Derren Nathan, from the investment platform Hargreaves Lansdown, said: “The luxury goods market has fared incredibly well through an inflationary period. Having high-net-worth individuals as your core demographic also means the sky-high ticket prices simply don’t deter these shoppers.”
Unless you have a well-diversified and sizeable investment portfolio, or are a die-hard enthusiast with money to splash, investing in individual luxury goods is probably too risky.
The sector is unregulated and even the experts can find it difficult to identify items that will rise in value amid changing tastes.
Whisky was down 4 per cent over the year, but up 322 per cent over the past decade. The price of a classic Lamborghini is up 9 per cent in the first six months of this year, but a rival Ferrari is down by 15 per cent.

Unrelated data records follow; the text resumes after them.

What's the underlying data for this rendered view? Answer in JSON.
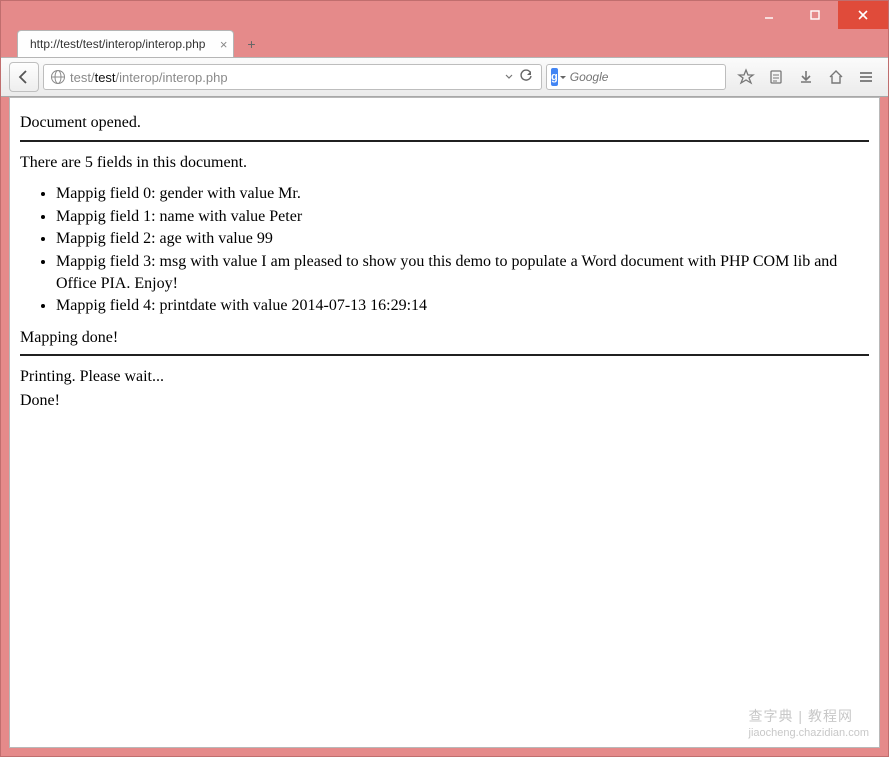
{
  "window": {
    "tab_title": "http://test/test/interop/interop.php"
  },
  "nav": {
    "url_gray_prefix": "test/",
    "url_black": "test",
    "url_gray_suffix": "/interop/interop.php",
    "search_provider_badge": "g",
    "search_placeholder": "Google"
  },
  "page": {
    "doc_opened": "Document opened.",
    "fields_intro": "There are 5 fields in this document.",
    "fields": [
      "Mappig field 0: gender with value Mr.",
      "Mappig field 1: name with value Peter",
      "Mappig field 2: age with value 99",
      "Mappig field 3: msg with value I am pleased to show you this demo to populate a Word document with PHP COM lib and Office PIA. Enjoy!",
      "Mappig field 4: printdate with value 2014-07-13 16:29:14"
    ],
    "mapping_done": "Mapping done!",
    "printing": "Printing. Please wait...",
    "done": "Done!"
  },
  "watermark": {
    "line1": "查字典 | 教程网",
    "line2": "jiaocheng.chazidian.com"
  }
}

There is also the cost of maintaining, storing and insuring the goods to consider. Laith Khalaf from AJ Bell, another investment platform, said: “While returns might look good on paper, investors need to factor in the cost of buying and selling these items, and the costs of storage. A bottle of 2010 Château Lafite Rothschild is a valuable asset, but less so without a verifiable storage history.”
The investments are also illiquid, meaning you cannot sell them as easily as you would a listed stock market share.

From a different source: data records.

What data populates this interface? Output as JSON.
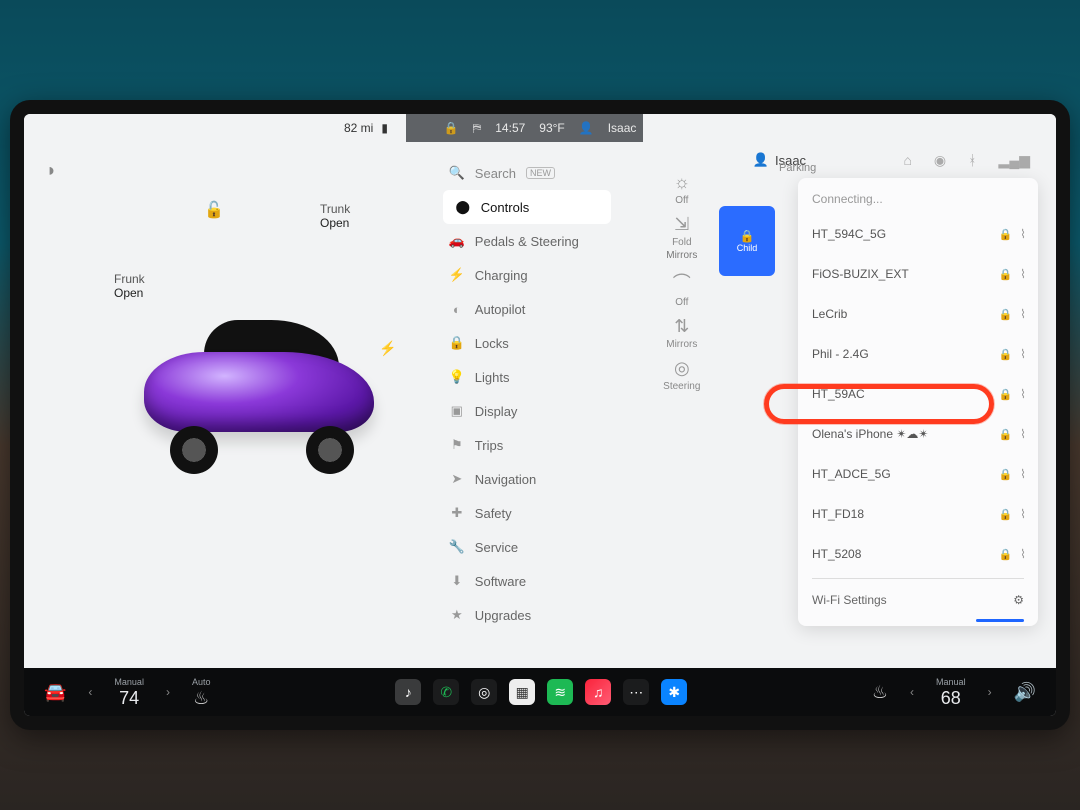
{
  "statusbar": {
    "range": "82 mi",
    "battery_icon": "battery-icon",
    "time": "14:57",
    "temp": "93°F",
    "profile": "Isaac",
    "lock_icon": "lock-icon",
    "seatbelt_icon": "seatbelt-icon"
  },
  "carpane": {
    "lock_state": "unlocked",
    "frunk_label": "Frunk",
    "frunk_state": "Open",
    "trunk_label": "Trunk",
    "trunk_state": "Open",
    "charge_icon": "bolt-icon"
  },
  "menu": {
    "search_label": "Search",
    "search_badge": "NEW",
    "items": [
      {
        "icon": "⬤",
        "label": "Controls",
        "active": true
      },
      {
        "icon": "🚗",
        "label": "Pedals & Steering"
      },
      {
        "icon": "⚡",
        "label": "Charging"
      },
      {
        "icon": "◐",
        "label": "Autopilot"
      },
      {
        "icon": "🔒",
        "label": "Locks"
      },
      {
        "icon": "💡",
        "label": "Lights"
      },
      {
        "icon": "▣",
        "label": "Display"
      },
      {
        "icon": "⚑",
        "label": "Trips"
      },
      {
        "icon": "➤",
        "label": "Navigation"
      },
      {
        "icon": "✚",
        "label": "Safety"
      },
      {
        "icon": "🔧",
        "label": "Service"
      },
      {
        "icon": "⬇",
        "label": "Software"
      },
      {
        "icon": "★",
        "label": "Upgrades"
      }
    ]
  },
  "tiles": [
    {
      "icon": "☼",
      "label": "Off",
      "sub": ""
    },
    {
      "icon": "⇲",
      "label": "Fold",
      "sub": "Mirrors"
    },
    {
      "icon": "⌒",
      "label": "Off",
      "sub": ""
    },
    {
      "icon": "⇅",
      "label": "Mirrors",
      "sub": ""
    },
    {
      "icon": "◎",
      "label": "Steering",
      "sub": ""
    }
  ],
  "parking_label": "Parking",
  "child_card": "Child",
  "profile_row": {
    "label": "Isaac"
  },
  "status_icons": {
    "home": "home-icon",
    "sentry": "sentry-icon",
    "bluetooth": "bluetooth-icon",
    "signal": "signal-icon"
  },
  "wifi": {
    "header": "Connecting...",
    "networks": [
      {
        "name": "HT_594C_5G",
        "locked": true
      },
      {
        "name": "FiOS-BUZIX_EXT",
        "locked": true
      },
      {
        "name": "LeCrib",
        "locked": true
      },
      {
        "name": "Phil - 2.4G",
        "locked": true
      },
      {
        "name": "HT_59AC",
        "locked": true
      },
      {
        "name": "Olena's iPhone ✴︎☁︎✴︎",
        "locked": true,
        "highlight": true
      },
      {
        "name": "HT_ADCE_5G",
        "locked": true
      },
      {
        "name": "HT_FD18",
        "locked": true
      },
      {
        "name": "HT_5208",
        "locked": true
      }
    ],
    "settings_label": "Wi-Fi Settings"
  },
  "dock": {
    "left_temp_mode": "Manual",
    "left_temp": "74",
    "left_seat_mode": "Auto",
    "right_temp_mode": "Manual",
    "right_temp": "68",
    "right_seat_mode": "",
    "apps": [
      {
        "name": "music-app",
        "cls": "ai-gray",
        "glyph": "♪"
      },
      {
        "name": "phone-app",
        "cls": "ai-dark",
        "glyph": "✆",
        "color": "#1db954"
      },
      {
        "name": "camera-app",
        "cls": "ai-dark",
        "glyph": "◎"
      },
      {
        "name": "calendar-app",
        "cls": "ai-white",
        "glyph": "▦"
      },
      {
        "name": "spotify-app",
        "cls": "ai-green",
        "glyph": "≋"
      },
      {
        "name": "apple-music-app",
        "cls": "ai-red",
        "glyph": "♫"
      },
      {
        "name": "more-apps",
        "cls": "ai-dark",
        "glyph": "⋯"
      },
      {
        "name": "bluetooth-app",
        "cls": "ai-blue",
        "glyph": "✱"
      }
    ]
  }
}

Listed companies that make luxury goods for the rich may be a better investment long term. The French firms LVMH and Hermès are up 19 per cent and 40 per cent over the past 12 months. Ferrari is up 36 per cent and Burberry 25 per cent.
For those looking for a fund, Khalaf suggested the Amundi S&P Global Luxury exchange traded fund, which tracks the performance of the S&P Global Luxury index. This includes Hermès, LVMH and Ferrari in its top holdings and is up 7.8 per cent over the year. For a managed fund the Blackrock European Dynamic fund has LVMH and Hermès in its top ten.
Khalaf said: “Investors don’t have to seek out luxury goods exposure in their portfolio as it is likely there will be a small slice in the funds they already hold.”